To’s new movie, Drug War is hitting Cinema Du Parc today, and if you’re as down with Hong Kong crime films as I am, you should probably already be in your seat with a bag of popcorn and a rapidly growing bulge in your pants, because Drug War is a damn good movie.
Things start off at a toll-booth going into Hong Kong, when a police unit orchestrates a sting on a local drug trafficker, who quickly turns over and agrees to help the police, led by supercop Zhang Lei. What follows is an insanely complicated series of sting operations, staged meetings and then some shootouts when fecal matter inevitably hits the air circulation unit.
And when I say complicated I mean twelve-sided Rubick’s Cube complicated. Numerous times I had to rewind the dvd just to get what’s going on totally straight. Some scenes involve Zhang posing as one drug figure to fool another, then posing as the guy he just fooled to fool the guy he was pretending to be. Other times scenes will play out through multiple proxies and front men to the point that you practically need a flow chart to keep it all straight.

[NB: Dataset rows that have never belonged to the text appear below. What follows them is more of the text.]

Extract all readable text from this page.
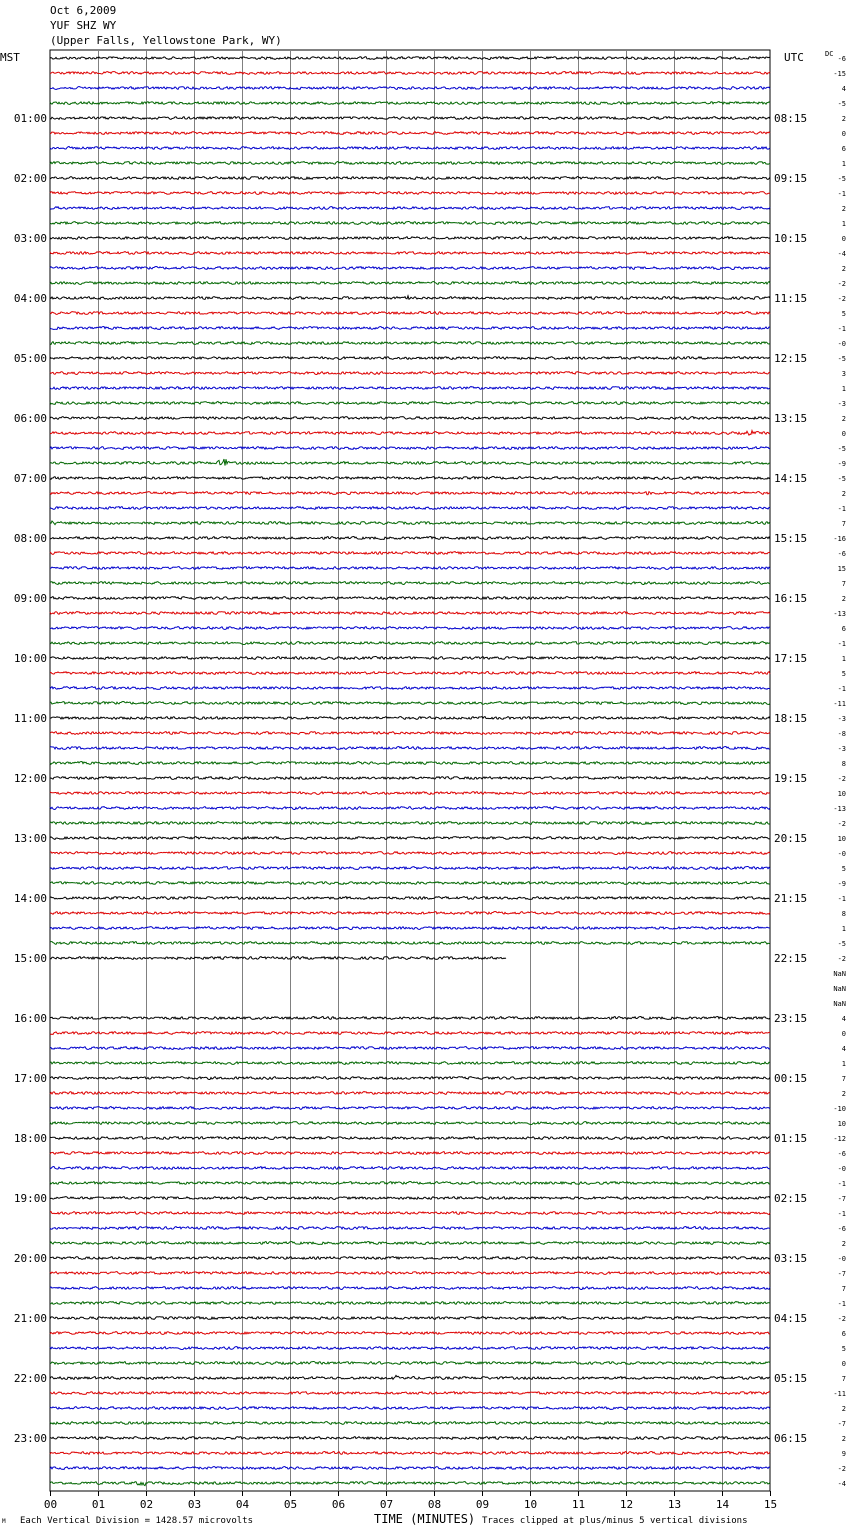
Oct 6,2009
YUF SHZ WY
(Upper Falls, Yellowstone Park, WY)
00	01	02	03	04	05	06	07	08	09	10	11	12	13	14	15
-6
-15
4
-5
2
0
6
1
-5
-1
2
1
0
-4
2
-2
-2
5
-1
-0
-5
3
1
-3
2
0
-5
-9
-5
2
-1
7
-16
-6
15
7
2
-13
6
-1
1
5
-1
-11
-3
-8
-3
8
-2
10
-13
-2
10
-0
5
-9
-1
8
1
-5
-2
NaN
NaN
NaN
4
0
4
1
7
2
-10
10
-12
-6
-0
-1
-7
-1
-6
2
-0
-7
7
-1
-2
6
5
0
7
-11
2
-7
2
9
-2
-4
01:00	08:15
02:00	09:15
03:00	10:15
04:00	11:15
05:00	12:15
06:00	13:15
07:00	14:15
08:00	15:15
09:00	16:15
10:00	17:15
11:00	18:15
12:00	19:15
13:00	20:15
14:00	21:15
15:00	22:15
16:00	23:15
17:00	00:15
18:00	01:15
19:00	02:15
20:00	03:15
21:00	04:15
22:00	05:15
23:00	06:15
MST	UTC	DC
TIME (MINUTES)
Each Vertical Division = 1428.57 microvolts	Traces clipped at plus/minus 5 vertical divisions
M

The film just doesn’t hold your hand in any way shape or form. “Exposition?” says Drug War “Clarification? What kind of pansy are you? No, here’s what’s gonna happen, we’re just gonna throw you into this like a sack of especially confused potatoes and you’re gonna goddamn like it. Wanna know what Zhang is like outside of work? Maybe a scene with a wife or family? Maybe any kind of mention of who he is besides an incredibly badass cop? Sorry, wrong movie for you, sunshine, and while you were asking, three important scenes took place so now you’re totally lost!”.
But it all -does- make sense when you pay attention and unravel it, and when you do you realize just how insanely tightly packed it is. The movie operates like a Swiss Watch, with no scenes wasted and no lulls or dead spots.

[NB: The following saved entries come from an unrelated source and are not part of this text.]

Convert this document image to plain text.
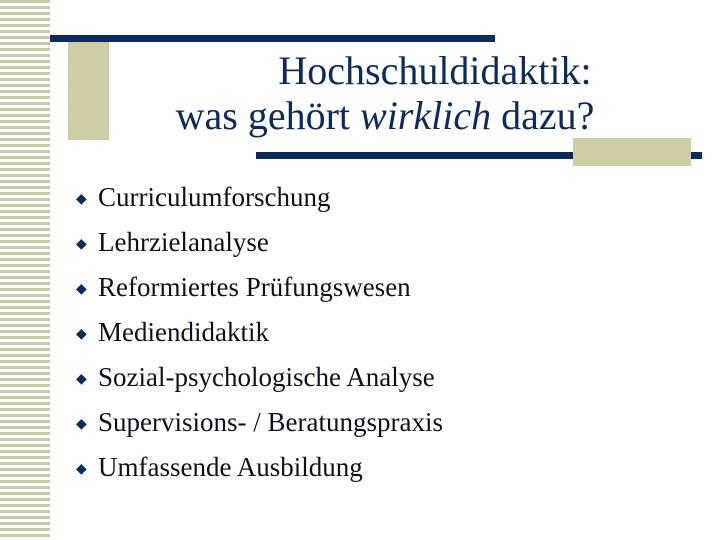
Hochschuldidaktik:
was gehört wirklich dazu?
◆ Curriculumforschung
◆ Lehrzielanalyse
◆ Reformiertes Prüfungswesen
◆ Mediendidaktik
◆ Sozial-psychologische Analyse
◆ Supervisions- / Beratungspraxis
◆ Umfassende Ausbildung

And speaking of dead, the film offers a healthy amount of pow-pow shooty violence for fans of that sort of thing, the highlight being a shoot-out between a police tactical squad and a pair of affable mute brothers who turn out to be massive baddasses. It’s a fantastic action scene, and really the opposite of a John Woo fight scene in a lot of ways. There’s no romance to it, no operatic flourishes or over-dramatization. While they proceed to calmly trounce about twenty trained cops, the mute brothers’ faces are completely blank and emotionless, there’s no music whatsoever. It’s a very clinical gunfight, and clinical really describes a lot of the movie.
And if that isn’t enough, the ending is an insane bloodbath that sees anyone foolish enough to be in this movie get shot about twelve times, which in Johnnie To’s mind apparently doesn’t kill you, or even make you flinch really. Remember that bit in Con Air where Nicolas Cage gets shot but barely reacts except for making a noise like he just dropped one? The last 15 minutes of Drug War is like that but repeated ad infinitum and without the noises. It’s like the movie was written to take place in the Sin City universe, and the people aren’t really humans, but like some human-like species that can survive having every organ in their bodies get turned into strawberry jam.

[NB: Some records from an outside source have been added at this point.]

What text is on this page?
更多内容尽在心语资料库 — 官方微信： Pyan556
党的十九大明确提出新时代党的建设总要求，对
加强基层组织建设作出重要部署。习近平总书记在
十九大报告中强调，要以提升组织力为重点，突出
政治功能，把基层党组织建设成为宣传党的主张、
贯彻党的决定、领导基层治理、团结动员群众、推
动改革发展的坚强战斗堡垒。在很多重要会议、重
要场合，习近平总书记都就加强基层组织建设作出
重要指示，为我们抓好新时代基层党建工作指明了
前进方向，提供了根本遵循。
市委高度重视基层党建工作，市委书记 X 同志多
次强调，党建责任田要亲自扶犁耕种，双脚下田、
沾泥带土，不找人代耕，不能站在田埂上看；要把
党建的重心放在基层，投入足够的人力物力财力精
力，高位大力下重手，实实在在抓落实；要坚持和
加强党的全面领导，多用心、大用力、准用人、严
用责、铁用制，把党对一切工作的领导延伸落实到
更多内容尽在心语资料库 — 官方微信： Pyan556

There’s also a surprising amount of humor going on. Incredibly dark humor, so dark that it swallows light itself and crushes the unwary into single screaming atoms. One dinner scene plays out like a tense ballet, as Zhang has to continually reposition a camera hidden in a cigarette case when it keeps getting obscured, usually by a drug boss who acts like he moonlights as a Shaw Brothers villain on the side. I also got a healthy chuckle when a pair of cops who’ve been tailing a truck for a day or so immediately pull over and take a leak when they’re relieved.
It’s also fantastically shot, with nary a sign of shaky cam. The camera moves with precision and form, and we get lots of long shots and wide angles to keep everything more or less legible, even if the geography of some scenes is kept on the vague side.
I haven’t seen as many To movies as I should have, but Drug War is definitely one of my favorites. It’s a tightly-wound spring of a movie, constantly waiting to be let loose to fly into your face. Fans of To’s more clinical, procedural movies will probably love it, and To neophytes looking for some action and smart, tense crime thriller won’t be disappointed.